The contents of the runMinirovFileArchiver shell script.

#! /bin/sh
echo activating the python environment
source /u/coredata/minirov-cos8/venv-minirov/bin/activate
python /u/coredata/minirov-cos8/scripts/minirovfilearchiver.py NAV
python /u/coredata/minirov-cos8/scripts/minirovfilearchiver.py CTD
python /u/coredata/minirov-cos8/scripts/minirovfilearchiver.py DVL
python /u/coredata/minirov-cos8/scripts/minirovfilearchiver.py ROV
exit 0

minirovfilearchiver.py

  • Crawls the //Atlas/ProjectLibrary/901123.ROV1k/Data/Logs/[NAV|CTD|DVL|ROV] directories looking for data files that have not been registered in the MinirovLogfiles database table.
  • Copies them to the //Atlas/ShipData/minirov/logs/[NAV|CTD|DVL|ROV]/YYYY directory as the official permanent archive.
  • NOTE: files on atlas in ShipData/minirov and are automatically write-protected (need IS admin to modify or delete)
  • Files are also scanned to see if we can determine start/end times, number of records, and a crude test is done to see if columns contain ‘realistic’ data.
  • Registers ALL files (even empty ones) in a database table on Expd (Table: MinirovLogfiles), along with start/endtimes etc. from above.
  • On successful archive and registration, the isArchived bit is set in the MinirovLogfiles table and the isBlocked flag is cleared. isBlocked and isProcessed flags are currently read in the query but not used – they are meant to be back compatable with how other core ship/rov data loads are handled
  • If 'valid' data are found within the file, the archiver also registers the file along with its time and number of records metadata in the type-specific load tracking table e.g. MinirovRawCtdLoad, MinirovRawNavLoad, MinirovRawRovLoad or MinirovRawDvlLoad (this is where device-specific processing is controlled and tracked by subsequent steps in the minirov workflow)
  • The type-specific tables have flags initialized that ARE used by subsequent steps in the minirov workflow (isLoaded, isBlocked, isProcessed etc).

Step 2. Minirov CTD Load

Nightly CTD processing on coredata(8)

graph TD subgraph "Perseus MSSQL" subgraph EXPD Database Tables MinirovRawCtdLoad MinirovRawCtdData_YYYY end end subgraph ShipData Atlas Share minirov-->ShipDataLogs[logs/CTD/YYYY] end subgraph Coredata8-via cron as user coredata runMinirovCtdUploader-->ctdfileloader.py end subgraph "ProjectLibrary 901123.ROV1k Share" /Data/Logs end /Data/Logs-->ctdfileloader.py ctdfileloader.py -->ShipDataLogs ctdfileloader.py -->MinirovRawCtdLoad ctdfileloader.py -->MinirovRawCtdData_YYYY

The schematic above shows pieces involved ingest of raw CTD data into the expd database.
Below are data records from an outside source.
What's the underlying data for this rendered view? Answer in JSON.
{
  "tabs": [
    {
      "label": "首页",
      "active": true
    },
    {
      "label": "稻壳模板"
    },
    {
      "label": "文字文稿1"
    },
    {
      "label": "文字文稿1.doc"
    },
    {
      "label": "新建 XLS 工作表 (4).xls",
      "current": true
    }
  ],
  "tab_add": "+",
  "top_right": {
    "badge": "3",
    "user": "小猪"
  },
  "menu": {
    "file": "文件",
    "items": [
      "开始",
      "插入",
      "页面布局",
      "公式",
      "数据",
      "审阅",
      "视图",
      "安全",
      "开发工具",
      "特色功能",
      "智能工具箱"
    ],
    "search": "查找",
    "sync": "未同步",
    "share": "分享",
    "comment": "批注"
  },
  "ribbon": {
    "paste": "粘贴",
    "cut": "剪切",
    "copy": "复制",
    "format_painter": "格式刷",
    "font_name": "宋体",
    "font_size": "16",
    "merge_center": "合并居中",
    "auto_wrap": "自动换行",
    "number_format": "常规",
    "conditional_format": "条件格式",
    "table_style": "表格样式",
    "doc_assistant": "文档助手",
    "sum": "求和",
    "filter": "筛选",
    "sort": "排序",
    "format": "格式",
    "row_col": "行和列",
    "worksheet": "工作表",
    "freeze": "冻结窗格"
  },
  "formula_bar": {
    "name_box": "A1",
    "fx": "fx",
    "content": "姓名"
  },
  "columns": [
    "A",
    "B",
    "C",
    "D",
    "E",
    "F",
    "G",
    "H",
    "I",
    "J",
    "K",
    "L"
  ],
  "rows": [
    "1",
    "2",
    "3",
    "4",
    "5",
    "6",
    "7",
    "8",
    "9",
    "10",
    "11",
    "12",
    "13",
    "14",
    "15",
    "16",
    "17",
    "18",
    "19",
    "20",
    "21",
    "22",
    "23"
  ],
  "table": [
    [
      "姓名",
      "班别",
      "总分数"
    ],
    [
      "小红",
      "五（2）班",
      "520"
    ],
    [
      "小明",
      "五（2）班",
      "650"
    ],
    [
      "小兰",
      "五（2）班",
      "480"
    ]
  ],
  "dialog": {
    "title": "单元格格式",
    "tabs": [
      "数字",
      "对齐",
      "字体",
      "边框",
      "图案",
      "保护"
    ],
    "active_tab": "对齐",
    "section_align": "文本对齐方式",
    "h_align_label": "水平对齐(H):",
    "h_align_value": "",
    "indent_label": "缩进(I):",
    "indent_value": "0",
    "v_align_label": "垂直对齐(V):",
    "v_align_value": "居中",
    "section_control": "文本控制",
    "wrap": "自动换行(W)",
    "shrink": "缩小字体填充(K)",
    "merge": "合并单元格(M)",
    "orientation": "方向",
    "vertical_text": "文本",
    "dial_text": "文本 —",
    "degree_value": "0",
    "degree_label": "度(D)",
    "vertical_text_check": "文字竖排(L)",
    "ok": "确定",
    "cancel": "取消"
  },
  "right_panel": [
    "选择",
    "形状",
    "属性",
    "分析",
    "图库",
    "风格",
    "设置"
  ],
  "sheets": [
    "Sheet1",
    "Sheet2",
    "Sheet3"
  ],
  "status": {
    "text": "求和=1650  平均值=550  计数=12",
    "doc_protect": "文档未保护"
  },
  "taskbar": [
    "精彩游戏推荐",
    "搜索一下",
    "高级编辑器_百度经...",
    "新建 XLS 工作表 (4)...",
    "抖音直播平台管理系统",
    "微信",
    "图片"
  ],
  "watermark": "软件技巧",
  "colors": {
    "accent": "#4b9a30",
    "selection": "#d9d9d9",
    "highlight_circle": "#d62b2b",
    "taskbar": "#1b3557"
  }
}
Cron runs the runMinirovCtdUploader shell script.

00 20 * * * /u/coredata/minirov-cos8/scripts/runMinirovCtdUploader  >> /u/coredata/minirov/runlogs/minirovCtdUploader.log 2>&1
#! /bin/sh
echo activating the python environment
source /u/coredata/minirov-cos8/venv-minirov/bin/activate
python /u/coredata/minirov-cos8/scripts/ctdfileloader.py
exit 0

The shell script activates a python virtual environment and invokes the script ctdfileloader.py that does all the work.
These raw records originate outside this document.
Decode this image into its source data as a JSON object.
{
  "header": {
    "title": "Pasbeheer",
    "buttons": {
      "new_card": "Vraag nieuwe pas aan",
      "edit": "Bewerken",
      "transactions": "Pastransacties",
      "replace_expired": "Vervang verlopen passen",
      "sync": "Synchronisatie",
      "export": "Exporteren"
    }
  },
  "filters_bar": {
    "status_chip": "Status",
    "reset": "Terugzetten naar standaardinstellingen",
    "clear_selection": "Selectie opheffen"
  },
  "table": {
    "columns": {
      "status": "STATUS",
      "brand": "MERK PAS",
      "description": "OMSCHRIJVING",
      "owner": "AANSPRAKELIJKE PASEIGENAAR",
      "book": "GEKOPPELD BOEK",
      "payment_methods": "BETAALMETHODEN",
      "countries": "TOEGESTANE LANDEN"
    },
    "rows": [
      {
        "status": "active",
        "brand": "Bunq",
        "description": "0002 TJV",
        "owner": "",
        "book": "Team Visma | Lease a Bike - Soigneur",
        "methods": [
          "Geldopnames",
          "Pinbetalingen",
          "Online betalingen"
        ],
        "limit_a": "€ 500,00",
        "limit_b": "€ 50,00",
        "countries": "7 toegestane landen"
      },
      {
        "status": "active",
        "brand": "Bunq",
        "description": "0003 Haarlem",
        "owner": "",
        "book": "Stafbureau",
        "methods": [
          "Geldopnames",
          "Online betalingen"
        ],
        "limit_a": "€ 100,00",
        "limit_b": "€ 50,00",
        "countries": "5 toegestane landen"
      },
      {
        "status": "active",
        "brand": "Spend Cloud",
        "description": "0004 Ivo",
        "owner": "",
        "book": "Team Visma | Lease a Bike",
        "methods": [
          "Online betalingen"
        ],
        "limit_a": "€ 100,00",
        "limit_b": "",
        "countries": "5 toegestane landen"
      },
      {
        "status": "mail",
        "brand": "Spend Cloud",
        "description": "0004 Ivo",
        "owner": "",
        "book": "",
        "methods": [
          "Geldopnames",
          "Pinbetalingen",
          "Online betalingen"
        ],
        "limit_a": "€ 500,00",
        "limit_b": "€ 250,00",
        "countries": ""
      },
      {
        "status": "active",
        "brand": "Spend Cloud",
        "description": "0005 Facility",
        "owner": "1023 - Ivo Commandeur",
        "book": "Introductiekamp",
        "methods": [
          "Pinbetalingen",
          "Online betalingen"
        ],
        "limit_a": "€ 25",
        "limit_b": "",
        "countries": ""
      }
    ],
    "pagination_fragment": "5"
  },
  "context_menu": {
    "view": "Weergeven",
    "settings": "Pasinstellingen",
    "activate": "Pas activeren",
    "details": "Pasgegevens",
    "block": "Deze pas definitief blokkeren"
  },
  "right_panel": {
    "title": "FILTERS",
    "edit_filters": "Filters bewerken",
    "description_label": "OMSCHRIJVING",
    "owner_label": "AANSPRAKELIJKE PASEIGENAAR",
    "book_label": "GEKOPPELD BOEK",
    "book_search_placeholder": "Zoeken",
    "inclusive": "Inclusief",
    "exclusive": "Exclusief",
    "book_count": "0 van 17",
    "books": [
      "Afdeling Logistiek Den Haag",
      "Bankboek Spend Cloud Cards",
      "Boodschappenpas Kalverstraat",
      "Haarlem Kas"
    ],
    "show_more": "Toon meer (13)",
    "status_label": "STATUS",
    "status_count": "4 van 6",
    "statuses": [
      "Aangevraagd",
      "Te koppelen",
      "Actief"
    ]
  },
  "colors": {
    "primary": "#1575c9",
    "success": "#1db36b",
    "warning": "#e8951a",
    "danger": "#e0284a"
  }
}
  • This script queries the MinirovRawCtdLoad table to see if it can find any files that have not been loaded.
  • If it finds a CTD file that has not been processed, it parses the file, writes the data into rows in the proper MinirovRawCTD_YYYY table.
  • Then updates the entry in the MinirovRawCtdLoad table to keep track of the files that have been successfully loaded (or failed)
  • Note: Clearing the isLoaded field of the load table will cascade delete dependent rows in the MinirovRawCTD_YYYY table if data needs to be backed out.
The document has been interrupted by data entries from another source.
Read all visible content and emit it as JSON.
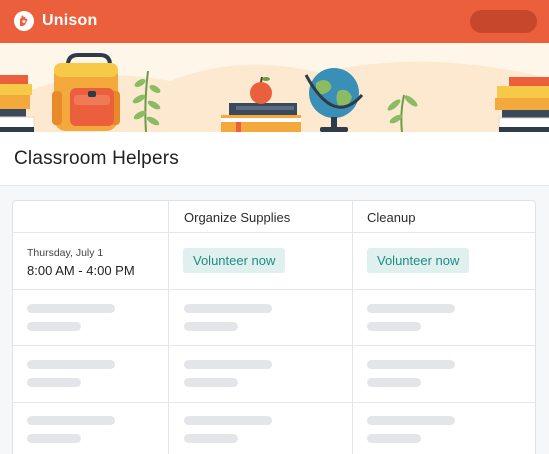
{
  "app": {
    "brand_name": "Unison",
    "logo_icon": "hand-heart-icon",
    "brand_color": "#eb5f3c"
  },
  "banner": {
    "illustration": "school-supplies-illustration"
  },
  "page": {
    "title": "Classroom Helpers"
  },
  "table": {
    "columns": [
      "",
      "Organize Supplies",
      "Cleanup"
    ],
    "rows": [
      {
        "day": "Thursday, July 1",
        "time": "8:00 AM - 4:00 PM",
        "actions": [
          "Volunteer now",
          "Volunteer now"
        ]
      }
    ],
    "placeholder_rows": 3,
    "accent_color": "#1f8c85"
  }
}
Nightly CTD processing on draco

graph TD subgraph "Perseus MSSQL" subgraph EXPD Database Tables MinirovRawCtdLoad MinirovRawCtdData_YYYY RovctdData_YYYY RovctdBinData_YYYY end end subgraph "Draco user=DB_TASK_EXEC" TaskScheduler-->|runs|processRawMinirovCtd.bat -->|runs|processMinirovCtdData.pl end processMinirovCtdData.pl -->|maintain history|MinirovRawCtdLoad processMinirovCtdData.pl -->|queries dataset|MinirovRawCtdData_YYYY processMinirovCtdData.pl -->|inserts rows|RovctdData_YYYY processMinirovCtdData.pl -->|inserts rows|RovctdBinData_YYYY

Final processing and merge into the expd database ctd tables for all rov's is done by the microsoft TaskScheduler on draco.

draco d:\EXPD_Data_Loads\RovCtd\processRawMinirovCtd.bat and processMinirovCtdData_perseus.pl

REM -- Run the perl script to process data from the raw ctd tables
perl D:\EXPD_Data_Loads\RovCtd\processMinirovCtdData_perseus.pl D:\EXPD_Data_Loads\Log\EXPD_processminirovctd.txt 
exit /b 0
  • Every night, ‘Task Scheduler’ on Draco (windows machine) runs a script that looks for MinirovRawCtdLoad table files the are loaded but have isProcessed =0
  • On success, the core ctd raw 1second and 15sec binned tables are loaded and the isProcessed field of the load table is set.
  • Note: Clearing the isProcessed field of the load table will cascade delete dependent row in the processed ctd data tables if data needs to be backed out.
  • NOTE: We compute salinity using standard mbari algorithms
  • NOTE: O2 QC flags are currently set to suspect.

Step 3. Minirov NAV load (plus ROV,DVL)

Nightly Nav processing on coredata(8)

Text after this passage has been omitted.